Ce que l'on ignore souvent, c'est que les peuples qui ont vécu plus tard parmi ces pierres n'ont jamais prétendu les résoudre. Les Gbaya les tenaient simplement pour l'œuvre des anciens. Aucun mythe fondateur triomphant, aucune généalogie royale bien rangée. Juste un paysage qui gardait ses secrets, ce qui est souvent la vraie manière dont l'histoire sérieuse commence.
Très loin au sud-ouest, autour de l'actuelle Bayanga, un autre héritage a survécu sans pierre aucune. Les Ba'Aka portaient la mémoire dans la voix: chants de chasse, de deuil, de récolte du miel, polyphonies si finement tressées qu'une ligne semble respirer à travers une autre. Les missionnaires des années 1890 ont classé ces cérémonies comme superstition. Un siècle plus tard, les ethnomusicologues y ont entendu quelque chose de bien plus exigeant: toute une théologie de la forêt, du rythme et de la réciprocité.
Ces deux mondes, les champs de pierre de Bouar et les traditions musicales vivantes de la forêt, disent ce que l'État venu plus tard n'a jamais tout à fait effacé. L'histoire centrafricaine n'a pas commencé avec un drapeau à Bangui ni avec un décret à Paris. Elle a commencé avec des peuples qui ont marqué la terre, les saisons et l'appartenance dans des formes assez solides pour survivre aux royaumes, aux Églises et aux empires. Et cette endurance compterait quand les routes esclavagistes et les armées étrangères pousseraient depuis tous les horizons.
Les figures emblématiques de cette première époque restent anonymes par leur nom, non par leur œuvre: les maçons inconnus de Bouar et les meneurs de chant ba'aka qui ont fait de la mémoire elle-même une archive.
Les Ba'Aka ne traitent pas la forêt comme un décor; dans certains rituels, les anciens s'adressent à elle presque comme à une personne, avec la gravité que l'on réserve à un souverain.

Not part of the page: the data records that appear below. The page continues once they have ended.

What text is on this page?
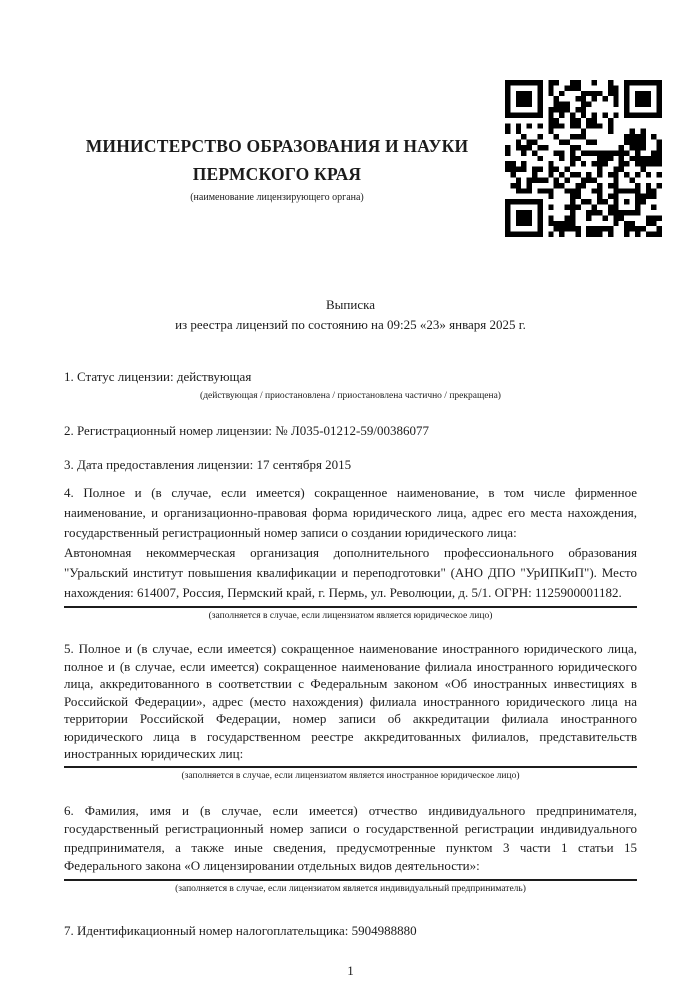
МИНИСТЕРСТВО ОБРАЗОВАНИЯ И НАУКИ
ПЕРМСКОГО КРАЯ
(наименование лицензирующего органа)
Выписка
из реестра лицензий по состоянию на 09:25 «23» января 2025 г.
1. Статус лицензии: действующая
(действующая / приостановлена / приостановлена частично / прекращена)
2. Регистрационный номер лицензии: № Л035-01212-59/00386077
3. Дата предоставления лицензии: 17 сентября 2015
4. Полное и (в случае, если имеется) сокращенное наименование, в том числе фирменное наименование, и организационно-правовая форма юридического лица, адрес его места нахождения, государственный регистрационный номер записи о создании юридического лица:
Автономная некоммерческая организация дополнительного профессионального образования "Уральский институт повышения квалификации и переподготовки" (АНО ДПО "УрИПКиП"). Место нахождения: 614007, Россия, Пермский край, г. Пермь, ул. Революции, д. 5/1. ОГРН: 1125900001182.
(заполняется в случае, если лицензиатом является юридическое лицо)
5. Полное и (в случае, если имеется) сокращенное наименование иностранного юридического лица, полное и (в случае, если имеется) сокращенное наименование филиала иностранного юридического лица, аккредитованного в соответствии с Федеральным законом «Об иностранных инвестициях в Российской Федерации», адрес (место нахождения) филиала иностранного юридического лица на территории Российской Федерации, номер записи об аккредитации филиала иностранного юридического лица в государственном реестре аккредитованных филиалов, представительств иностранных юридических лиц:
(заполняется в случае, если лицензиатом является иностранное юридическое лицо)
6. Фамилия, имя и (в случае, если имеется) отчество индивидуального предпринимателя, государственный регистрационный номер записи о государственной регистрации индивидуального предпринимателя, а также иные сведения, предусмотренные пунктом 3 части 1 статьи 15 Федерального закона «О лицензировании отдельных видов деятельности»:
(заполняется в случае, если лицензиатом является индивидуальный предприниматель)
7. Идентификационный номер налогоплательщика: 5904988880
1
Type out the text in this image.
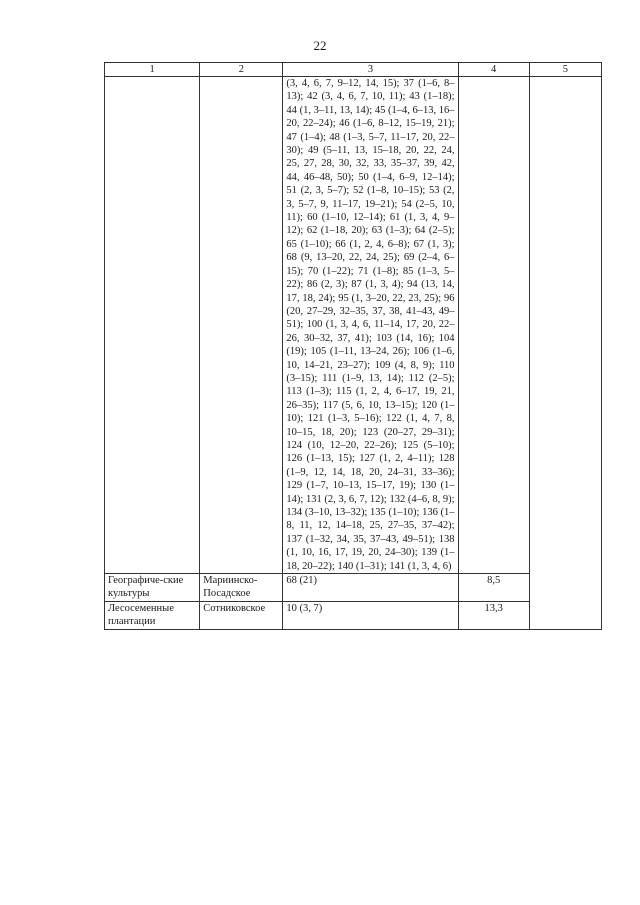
22
1	2	3	4	5
		(3, 4, 6, 7, 9–12, 14, 15); 37 (1–6, 8–13); 42 (3, 4, 6, 7, 10, 11); 43 (1–18); 44 (1, 3–11, 13, 14); 45 (1–4, 6–13, 16–20, 22–24); 46 (1–6, 8–12, 15–19, 21); 47 (1–4); 48 (1–3, 5–7, 11–17, 20, 22–30); 49 (5–11, 13, 15–18, 20, 22, 24, 25, 27, 28, 30, 32, 33, 35–37, 39, 42, 44, 46–48, 50); 50 (1–4, 6–9, 12–14); 51 (2, 3, 5–7); 52 (1–8, 10–15); 53 (2, 3, 5–7, 9, 11–17, 19–21); 54 (2–5, 10, 11); 60 (1–10, 12–14); 61 (1, 3, 4, 9–12); 62 (1–18, 20); 63 (1–3); 64 (2–5); 65 (1–10); 66 (1, 2, 4, 6–8); 67 (1, 3); 68 (9, 13–20, 22, 24, 25); 69 (2–4, 6–15); 70 (1–22); 71 (1–8); 85 (1–3, 5–22); 86 (2, 3); 87 (1, 3, 4); 94 (13, 14, 17, 18, 24); 95 (1, 3–20, 22, 23, 25); 96 (20, 27–29, 32–35, 37, 38, 41–43, 49–51); 100 (1, 3, 4, 6, 11–14, 17, 20, 22–26, 30–32, 37, 41); 103 (14, 16); 104 (19); 105 (1–11, 13–24, 26); 106 (1–6, 10, 14–21, 23–27); 109 (4, 8, 9); 110 (3–15); 111 (1–9, 13, 14); 112 (2–5); 113 (1–3); 115 (1, 2, 4, 6–17, 19, 21, 26–35); 117 (5, 6, 10, 13–15); 120 (1–10); 121 (1–3, 5–16); 122 (1, 4, 7, 8, 10–15, 18, 20); 123 (20–27, 29–31); 124 (10, 12–20, 22–26); 125 (5–10); 126 (1–13, 15); 127 (1, 2, 4–11); 128 (1–9, 12, 14, 18, 20, 24–31, 33–36); 129 (1–7, 10–13, 15–17, 19); 130 (1–14); 131 (2, 3, 6, 7, 12); 132 (4–6, 8, 9); 134 (3–10, 13–32); 135 (1–10); 136 (1–8, 11, 12, 14–18, 25, 27–35, 37–42); 137 (1–32, 34, 35, 37–43, 49–51); 138 (1, 10, 16, 17, 19, 20, 24–30); 139 (1–18, 20–22); 140 (1–31); 141 (1, 3, 4, 6)		
Географиче-ские культуры	Мариинско-Посадское	68 (21)	8,5	
Лесосеменные плантации	Сотниковское	10 (3, 7)	13,3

Princes, oracles et le dernier sultan de Ndélé
Frontières de savane et routes esclavagistes, v. 900-1911
Avant que les frontières coloniales ne se figent sur une carte européenne, la région était cousue par les rivières, les pistes caravanières et la peur. Les communautés banda tenaient de larges fédérations villageoises sans centre couronné unique, tandis qu'à l'est les Zandé avaient bâti quelque chose de plus tranchant: une aristocratie guerrière dont les princes avongara s'étendaient par la conquête, l'absorption et les razzias esclavagistes. Un cadet n'attendait pas poliment son héritage. On lui donnait des hommes et on lui ordonnait de gagner son propre domaine.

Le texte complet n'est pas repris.